Juanito graduated in 1988 and went back to Argentina, where he began his in-depth archaeological studies in his quest to find Hitler.

In 1990, his son Jamón Romanov was born. The family lived in travel, from one location in Argentina to the next, interviewing thousands of people and getting closer and closer to the truth. That same year, Beta Battaculli died.

In early 1991, an old woman in a coffee shop who spoke with a German accent but appeared to have some African complexion admitted to the investigative Juanito that there was a reason for "the Fuhrer" to move to this land, and that reason was coffee. Not just any coffee, but a legendary coffee form that could supposedly bring on eternal life. According to the mysterious woman, it was located somewhere in the northwestern region of Argentina, hidden in the Andes.

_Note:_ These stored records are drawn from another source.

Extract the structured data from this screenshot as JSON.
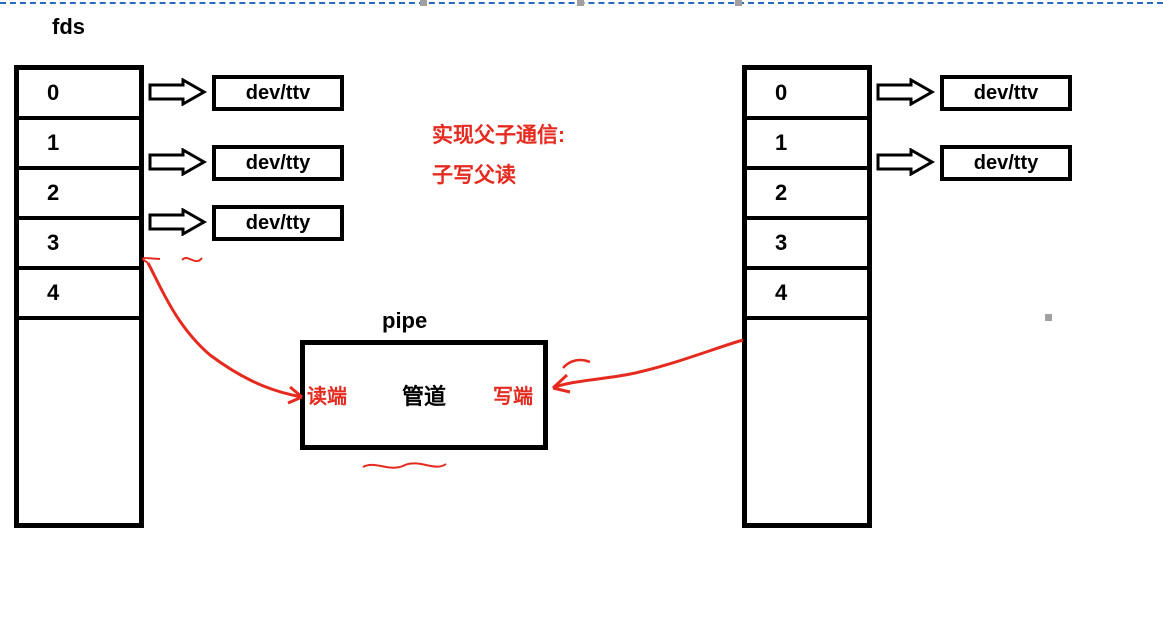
{
  "fds_label": "fds",
  "left_table": {
    "cells": [
      "0",
      "1",
      "2",
      "3",
      "4"
    ]
  },
  "right_table": {
    "cells": [
      "0",
      "1",
      "2",
      "3",
      "4"
    ]
  },
  "left_dev_boxes": [
    "dev/ttv",
    "dev/tty",
    "dev/tty"
  ],
  "right_dev_boxes": [
    "dev/ttv",
    "dev/tty"
  ],
  "message": {
    "line1": "实现父子通信:",
    "line2": "子写父读"
  },
  "pipe": {
    "label": "pipe",
    "content": "管道",
    "read_end": "读端",
    "write_end": "写端"
  },
  "colors": {
    "red": "#e52b20",
    "border": "#000000",
    "dashed": "#2a6abf"
  }
}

Clara urged him not to hurt himself going too far into this "conspiracy," as she called it. Because of this, Juanito stormed off and adventured without his family for an entire year and a half. Somewhere in Bolivia at this point and partially ingrained into Quechua culture, a wild man gave Juanito a vision of the truth. He quickly went where his vision fortold, and he found it...

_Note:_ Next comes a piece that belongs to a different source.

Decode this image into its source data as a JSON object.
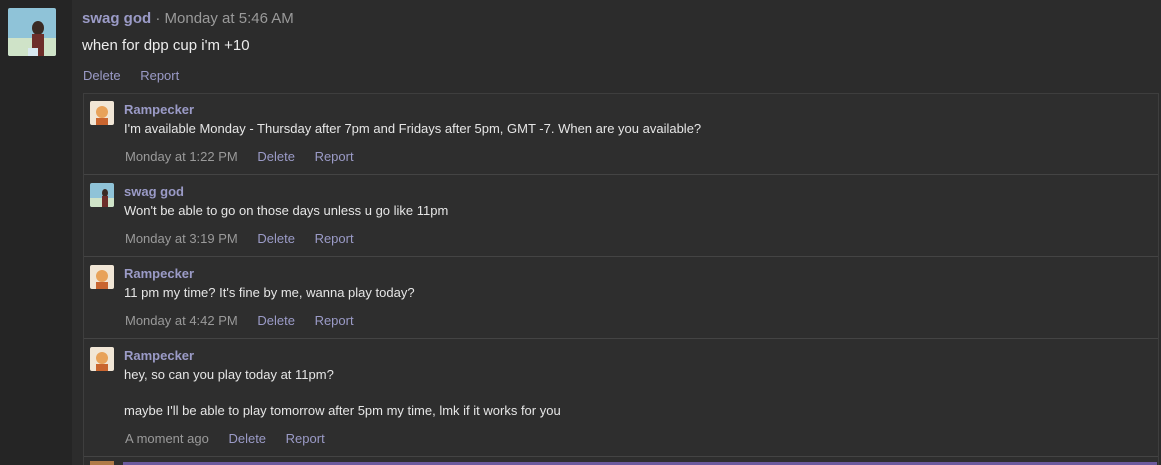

He had located an ancient temple, a system of tunnels carved into the Andes created, by his measures, over 5000 years before any humans had settled the area. What he found would profoundly change the worldview of Juanito. What he had found was the Temple of the Crimson Bean, a relic of an advanced ancient civilization. The titular artifact, the Crimson Bean, was also discovered deep in the catacombs of the temple. Juanito attempted to take it, but when he touched it he was enchanted with an essence of fertility, the Crimson Bean took on a humanoid form, and then vanished.

Juanito returned to an angry family, but his extreme fear and excitement led him on a path to Hollywood to search for people to film his next voyage and to study his evidence for the world to see. Strangely, a company that typically dealt with Western African films, Meena Productions, took in Juanito for his project. The documentaries, called Hitler's Beans: The Untold Story of the Ancients, were released in DVD form at several Walmarts and Blockbusters and occasionally premiered on the Discovery Channel at midnight throughout the mid-nineties. Executive Jeffrey Meena downplayed the seeming commercial failure and invested more and more of his workers to film the life of Juanito Romanov.

By 1998, he and his family had had enough. Juanito gave up his career and started working cattle again, and he and Clara had a daughter, Cerrita "Gatita" Romanov, on June 19th, 1999.

Fate Calls

After a few years of peace, things did not seem normal in the Romanov household. Their daughter Gatita was expressing strange traits. At first Juanito blamed this on his grandparents' incestuous genetic mess, but it was no mental disorder afflicting Gatita.